Marriage partners themselves, Millet and Suckling have recreated what amounts to the pitch-perfect pillow whisperings of Rudyard Kipling’s The White Seal, and Jonah immediately after being thrust from the belly of the whale, were they married.

This is not for the faint of heart. What does a thorough disappearance look like? Millet and Suckling’s decision to focus solely on the ugly creatures in their debut non-fiction title Apocalypse Animals highlights their empathic acuity, as well as, and perhaps most importantly, our revulsion/deification of certain lives above others.

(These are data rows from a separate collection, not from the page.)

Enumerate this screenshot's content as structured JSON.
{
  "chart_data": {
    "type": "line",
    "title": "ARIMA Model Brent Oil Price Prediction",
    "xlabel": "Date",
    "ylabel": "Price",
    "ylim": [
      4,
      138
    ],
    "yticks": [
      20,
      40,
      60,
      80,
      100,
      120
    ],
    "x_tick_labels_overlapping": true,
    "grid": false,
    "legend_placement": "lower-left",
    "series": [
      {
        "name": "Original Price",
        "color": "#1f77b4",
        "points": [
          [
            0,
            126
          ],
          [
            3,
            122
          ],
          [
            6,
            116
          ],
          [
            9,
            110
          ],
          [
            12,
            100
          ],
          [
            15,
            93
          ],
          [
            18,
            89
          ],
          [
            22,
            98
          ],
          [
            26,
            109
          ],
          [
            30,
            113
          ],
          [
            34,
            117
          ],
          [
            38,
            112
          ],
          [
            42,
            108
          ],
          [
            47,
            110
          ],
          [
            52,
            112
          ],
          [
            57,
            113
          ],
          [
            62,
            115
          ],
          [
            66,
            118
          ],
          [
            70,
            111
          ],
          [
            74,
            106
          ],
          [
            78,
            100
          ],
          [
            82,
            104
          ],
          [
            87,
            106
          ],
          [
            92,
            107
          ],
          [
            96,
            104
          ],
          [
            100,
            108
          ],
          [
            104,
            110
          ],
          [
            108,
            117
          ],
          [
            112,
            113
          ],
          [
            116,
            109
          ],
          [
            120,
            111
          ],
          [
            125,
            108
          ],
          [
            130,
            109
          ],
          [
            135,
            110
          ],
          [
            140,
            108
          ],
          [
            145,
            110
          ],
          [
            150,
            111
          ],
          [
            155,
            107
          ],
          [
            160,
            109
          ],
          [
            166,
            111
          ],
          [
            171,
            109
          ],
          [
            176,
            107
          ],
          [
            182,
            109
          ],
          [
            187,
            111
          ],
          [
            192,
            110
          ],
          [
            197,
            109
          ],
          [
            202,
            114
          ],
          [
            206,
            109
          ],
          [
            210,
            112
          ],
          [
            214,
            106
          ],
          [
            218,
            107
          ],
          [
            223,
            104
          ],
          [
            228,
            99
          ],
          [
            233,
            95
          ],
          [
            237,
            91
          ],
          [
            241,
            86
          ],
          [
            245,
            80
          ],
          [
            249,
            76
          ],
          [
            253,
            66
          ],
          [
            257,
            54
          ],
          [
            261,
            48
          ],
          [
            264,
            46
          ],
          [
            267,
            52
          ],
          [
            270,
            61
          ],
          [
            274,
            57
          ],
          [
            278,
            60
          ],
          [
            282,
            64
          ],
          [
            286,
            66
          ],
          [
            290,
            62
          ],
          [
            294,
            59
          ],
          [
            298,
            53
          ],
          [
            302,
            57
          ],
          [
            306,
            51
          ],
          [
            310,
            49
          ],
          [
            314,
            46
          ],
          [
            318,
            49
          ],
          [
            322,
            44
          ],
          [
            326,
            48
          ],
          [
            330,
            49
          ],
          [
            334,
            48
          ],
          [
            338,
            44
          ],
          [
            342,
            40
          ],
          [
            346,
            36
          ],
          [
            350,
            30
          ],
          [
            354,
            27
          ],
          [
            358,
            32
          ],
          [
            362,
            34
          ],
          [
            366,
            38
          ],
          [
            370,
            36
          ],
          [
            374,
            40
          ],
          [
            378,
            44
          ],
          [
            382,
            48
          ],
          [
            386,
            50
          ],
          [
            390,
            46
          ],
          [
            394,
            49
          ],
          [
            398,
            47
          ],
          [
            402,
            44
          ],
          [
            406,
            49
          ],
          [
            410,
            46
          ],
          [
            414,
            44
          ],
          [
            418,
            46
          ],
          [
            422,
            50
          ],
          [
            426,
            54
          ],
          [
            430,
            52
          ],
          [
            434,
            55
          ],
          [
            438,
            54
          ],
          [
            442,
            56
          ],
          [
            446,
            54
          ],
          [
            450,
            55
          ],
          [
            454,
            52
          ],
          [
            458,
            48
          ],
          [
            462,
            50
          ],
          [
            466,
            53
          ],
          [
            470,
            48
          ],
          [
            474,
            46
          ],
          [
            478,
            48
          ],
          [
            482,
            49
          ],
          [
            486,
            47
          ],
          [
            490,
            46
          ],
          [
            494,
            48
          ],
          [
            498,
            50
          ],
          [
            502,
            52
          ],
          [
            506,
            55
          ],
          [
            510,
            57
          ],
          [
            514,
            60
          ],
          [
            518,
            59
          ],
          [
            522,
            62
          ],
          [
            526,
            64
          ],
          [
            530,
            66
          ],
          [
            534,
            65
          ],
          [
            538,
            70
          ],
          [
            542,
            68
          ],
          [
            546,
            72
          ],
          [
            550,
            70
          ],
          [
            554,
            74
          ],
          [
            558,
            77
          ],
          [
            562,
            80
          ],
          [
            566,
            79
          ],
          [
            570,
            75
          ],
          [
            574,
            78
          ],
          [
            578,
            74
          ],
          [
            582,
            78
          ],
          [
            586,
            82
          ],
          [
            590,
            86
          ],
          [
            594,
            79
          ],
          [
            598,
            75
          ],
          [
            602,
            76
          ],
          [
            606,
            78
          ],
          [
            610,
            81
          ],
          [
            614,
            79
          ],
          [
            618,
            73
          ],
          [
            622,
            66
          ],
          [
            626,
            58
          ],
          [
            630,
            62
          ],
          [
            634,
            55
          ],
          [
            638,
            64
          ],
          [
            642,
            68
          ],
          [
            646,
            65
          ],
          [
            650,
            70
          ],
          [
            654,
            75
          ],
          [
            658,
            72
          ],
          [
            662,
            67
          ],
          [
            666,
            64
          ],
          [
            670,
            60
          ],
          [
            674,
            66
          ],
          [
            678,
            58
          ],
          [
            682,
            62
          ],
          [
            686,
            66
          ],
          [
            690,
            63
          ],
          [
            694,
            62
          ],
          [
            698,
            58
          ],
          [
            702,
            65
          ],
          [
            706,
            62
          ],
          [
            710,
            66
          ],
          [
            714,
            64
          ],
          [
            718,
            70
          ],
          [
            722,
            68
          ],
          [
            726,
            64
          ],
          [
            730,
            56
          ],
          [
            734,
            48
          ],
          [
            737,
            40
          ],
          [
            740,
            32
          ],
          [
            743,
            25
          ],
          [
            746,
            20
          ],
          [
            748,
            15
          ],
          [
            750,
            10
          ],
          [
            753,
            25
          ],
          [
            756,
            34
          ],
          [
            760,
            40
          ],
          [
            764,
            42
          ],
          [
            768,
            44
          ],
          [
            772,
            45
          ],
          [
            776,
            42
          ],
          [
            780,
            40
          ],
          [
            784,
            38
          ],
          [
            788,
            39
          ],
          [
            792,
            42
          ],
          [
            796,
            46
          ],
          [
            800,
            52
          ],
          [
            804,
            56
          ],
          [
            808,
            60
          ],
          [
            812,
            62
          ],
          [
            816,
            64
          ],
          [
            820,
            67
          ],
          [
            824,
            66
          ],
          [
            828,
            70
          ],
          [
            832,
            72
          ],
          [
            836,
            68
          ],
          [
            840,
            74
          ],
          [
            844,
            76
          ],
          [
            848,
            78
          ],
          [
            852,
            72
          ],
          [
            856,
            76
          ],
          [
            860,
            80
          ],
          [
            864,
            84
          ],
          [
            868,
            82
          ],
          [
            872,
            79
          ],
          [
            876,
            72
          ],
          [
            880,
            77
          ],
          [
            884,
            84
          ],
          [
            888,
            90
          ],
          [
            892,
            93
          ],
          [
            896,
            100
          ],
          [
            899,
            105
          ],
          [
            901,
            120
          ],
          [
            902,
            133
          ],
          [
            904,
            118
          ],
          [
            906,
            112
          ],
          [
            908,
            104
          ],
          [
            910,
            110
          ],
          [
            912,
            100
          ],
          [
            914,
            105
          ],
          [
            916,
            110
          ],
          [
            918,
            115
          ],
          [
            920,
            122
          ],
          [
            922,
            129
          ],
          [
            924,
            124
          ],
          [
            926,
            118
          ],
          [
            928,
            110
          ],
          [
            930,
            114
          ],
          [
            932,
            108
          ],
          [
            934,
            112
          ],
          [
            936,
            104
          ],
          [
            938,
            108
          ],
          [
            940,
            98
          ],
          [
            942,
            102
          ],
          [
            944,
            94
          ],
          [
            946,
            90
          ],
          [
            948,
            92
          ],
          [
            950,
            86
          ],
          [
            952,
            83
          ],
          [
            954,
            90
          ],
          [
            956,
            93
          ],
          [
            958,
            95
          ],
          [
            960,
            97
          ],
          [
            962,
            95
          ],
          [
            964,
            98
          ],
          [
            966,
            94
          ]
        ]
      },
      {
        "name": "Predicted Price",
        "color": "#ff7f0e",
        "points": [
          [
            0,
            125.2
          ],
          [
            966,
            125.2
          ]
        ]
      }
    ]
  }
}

How lacking does the Alabama Cave Fish feel when her favourite eyeless flatworm is extinguished from the bowels of the earth? The book signals a mis-step in our concept of hierarchy, and food chain, as we come to understand the level of awareness of this tragically blind and translucent fish. Which of us is blind, for instance? What have we extinguished in ourselves that has led to the mass extinguishings on our planet? These are the complex questions with which Suckling and Millet grapple.

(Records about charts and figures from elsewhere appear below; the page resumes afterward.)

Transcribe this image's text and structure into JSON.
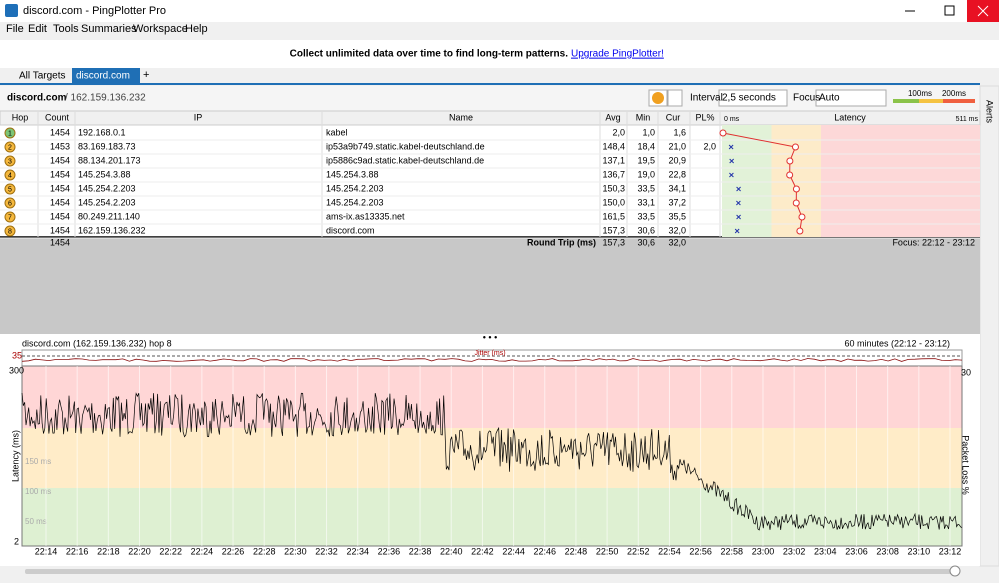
{
  "window": {
    "title": "discord.com - PingPlotter Pro"
  },
  "menu": [
    "File",
    "Edit",
    "Tools",
    "Summaries",
    "Workspace",
    "Help"
  ],
  "banner": {
    "text": "Collect unlimited data over time to find long-term patterns.",
    "link": "Upgrade PingPlotter!"
  },
  "tabs": [
    "All Targets",
    "discord.com"
  ],
  "target": {
    "name": "discord.com",
    "address": "/ 162.159.136.232",
    "interval_label": "Interval",
    "interval": "2,5 seconds",
    "focus_label": "Focus",
    "focus": "Auto",
    "alerts": "Alerts"
  },
  "legend": [
    {
      "value": 100,
      "label": "100ms"
    },
    {
      "value": 200,
      "label": "200ms"
    }
  ],
  "table": {
    "columns": [
      "Hop",
      "Count",
      "IP",
      "Name",
      "Avg",
      "Min",
      "Cur",
      "PL%",
      "Latency"
    ],
    "rows": [
      {
        "hop": "1",
        "count": "1454",
        "ip": "192.168.0.1",
        "name": "kabel",
        "avg": "2,0",
        "min": "1,0",
        "cur": "1,6"
      },
      {
        "hop": "2",
        "count": "1453",
        "ip": "83.169.183.73",
        "name": "ip53a9b749.static.kabel-deutschland.de",
        "avg": "148,4",
        "min": "18,4",
        "cur": "21,0",
        "pl": "2,0"
      },
      {
        "hop": "3",
        "count": "1454",
        "ip": "88.134.201.173",
        "name": "ip5886c9ad.static.kabel-deutschland.de",
        "avg": "137,1",
        "min": "19,5",
        "cur": "20,9"
      },
      {
        "hop": "4",
        "count": "1454",
        "ip": "145.254.3.88",
        "name": "145.254.3.88",
        "avg": "136,7",
        "min": "19,0",
        "cur": "22,8"
      },
      {
        "hop": "5",
        "count": "1454",
        "ip": "145.254.2.203",
        "name": "145.254.2.203",
        "avg": "150,3",
        "min": "33,5",
        "cur": "34,1"
      },
      {
        "hop": "6",
        "count": "1454",
        "ip": "145.254.2.203",
        "name": "145.254.2.203",
        "avg": "150,0",
        "min": "33,1",
        "cur": "37,2"
      },
      {
        "hop": "7",
        "count": "1454",
        "ip": "80.249.211.140",
        "name": "ams-ix.as13335.net",
        "avg": "161,5",
        "min": "33,5",
        "cur": "35,5"
      },
      {
        "hop": "8",
        "count": "1454",
        "ip": "162.159.136.232",
        "name": "discord.com",
        "avg": "157,3",
        "min": "30,6",
        "cur": "32,0"
      }
    ],
    "latency_scale": [
      {
        "value": 0,
        "label": "0 ms"
      },
      {
        "value": 511,
        "label": "511 ms"
      }
    ],
    "summary": {
      "count": "1454",
      "label": "Round Trip (ms)",
      "avg": "157,3",
      "min": "30,6",
      "cur": "32,0",
      "focus": "Focus: 22:12 - 23:12"
    }
  },
  "graph": {
    "title": "discord.com (162.159.136.232) hop 8",
    "range": "60 minutes (22:12 - 23:12)",
    "jitter_label": "Jitter (ms)",
    "jitter_max": "35",
    "y_top": "300",
    "y_bottom": "2",
    "y2_top": "30",
    "ylabel": "Latency (ms)",
    "y2label": "Packet Loss %",
    "zone_labels": [
      "150 ms",
      "100 ms",
      "50 ms"
    ],
    "xticks": [
      "22:14",
      "22:16",
      "22:18",
      "22:20",
      "22:22",
      "22:24",
      "22:26",
      "22:28",
      "22:30",
      "22:32",
      "22:34",
      "22:36",
      "22:38",
      "22:40",
      "22:42",
      "22:44",
      "22:46",
      "22:48",
      "22:50",
      "22:52",
      "22:54",
      "22:56",
      "22:58",
      "23:00",
      "23:02",
      "23:04",
      "23:06",
      "23:08",
      "23:10",
      "23:12"
    ]
  }
}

By the end of Apocalypse Animals the mind shifts. One cannot read—without some acknowledgement of the disparity in our corporeal yearnings—such sentences as:

“The fish nuzzled one another and shared what little food there was, noticing the other fishes, finally, by smell and vibration, and swishing over to drop morsels along the patient queue.”

We cannot any longer assess intelligence, wisdom, sympathy in light of this book. And we begin to know where we chart in the lives of those we daily affect: we do not chart. We are the sad, lacking lineage that, out of a hunger for power and beauty above sense and enlightenment, has lost sight, and become invisible to all the other creatures. We are not adored or reviled, and so, as the authors suggest in one poignant encounter with an alligator snapping turtle, “We feel ignored and ignorant, when such a creature does not even register us standing there. We have invented colonialism but not a way to communicate this idea to the animals. For them, we do not exist.”

The tragedy is that our actions impinge on their lives fatally. We have failed to consider the large picture in our acquisitional questing. From greed comes, eventually, nothing. So buy this book. Read it. Evolve!